Run all mapping and main QC. Determine if any samples need to be dropped based on quality or some other concern and drop them if so. Also turn on my expected filter sets and see if the filtered proportion of the genome makes sense (I usually use ~30% of the butterfly genome, removing repeats, keeping only complete autosomal chromosomes, and removing extreme depth). Usually, the amount I use is not a whole lot lower than the amount left over after repeat removal, if it is, the reference may be too distant to map well to.

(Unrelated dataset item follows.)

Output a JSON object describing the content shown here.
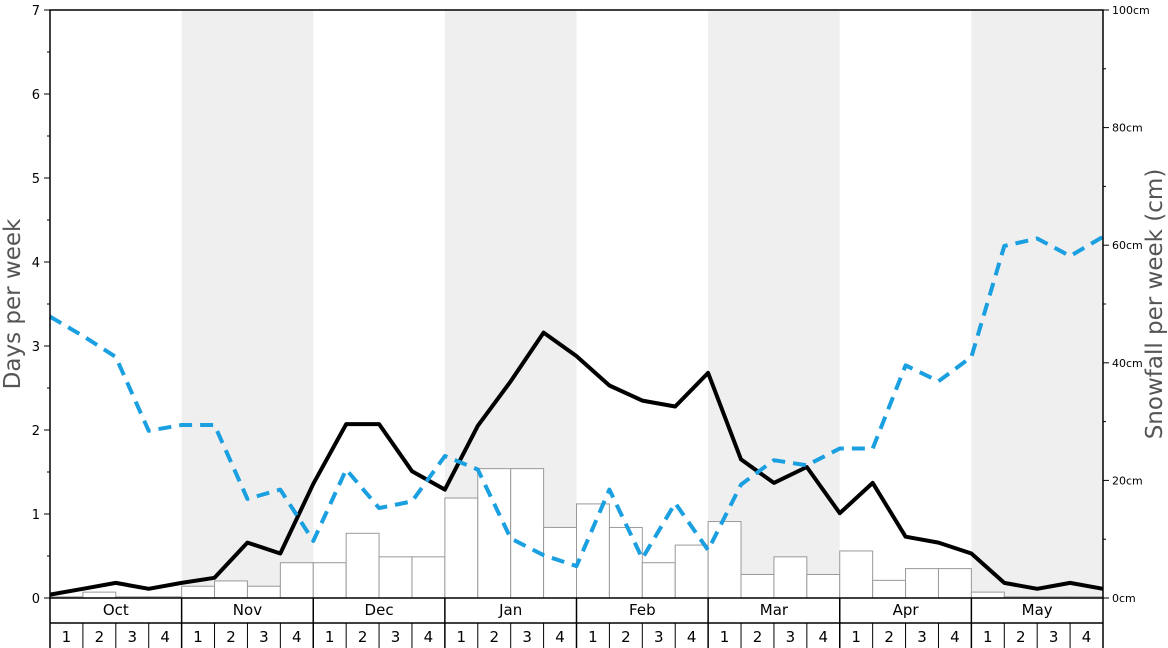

If I am not confident in my LD pruning settings, I run the LD decay analysis. In this run I can also turn on anything that doesn't involve LD pruning, even window based analyses as they are quick to rerun if their settings change. If I already feel my LD pruning settings will be good enough (usually from previous work), I might skip this batch. This is also a good point to do a relatedness check to find out if any individuals should be removed from the PCA and Admix, as those require pruning, but the relatedness methods do not.
Next, using the LD results I set my pruning setting and run everything else.
Run analyses at subsampled depth if desired.

If all goes well, nothing will need to be modified and you can start working on your analyses downstream of PopGLen. Your config, samples, and units files together make a reproducible record of your analyses, allowing everything to be reproduced using your input data. If you want to change any settings or samples, you can simply update the configs and re-run, what needs to be updated will get updated.

If PopGLen will form a large part of your workflow, I recommend using it as a module in the way we did with Snakedeploy in this tutorial. This allows you to add rules to the Snakefile for your downstream analyses. This makes it relatively easy to share your code with a manuscript in a way that will enable reproducing all steps. You can check out repositories for two papers I have used early versions of PopGLen for zjnolen/polyommatini-landcover-diversity and zjnolen/polyommatini-temporal-genomics for ideas on how to do this.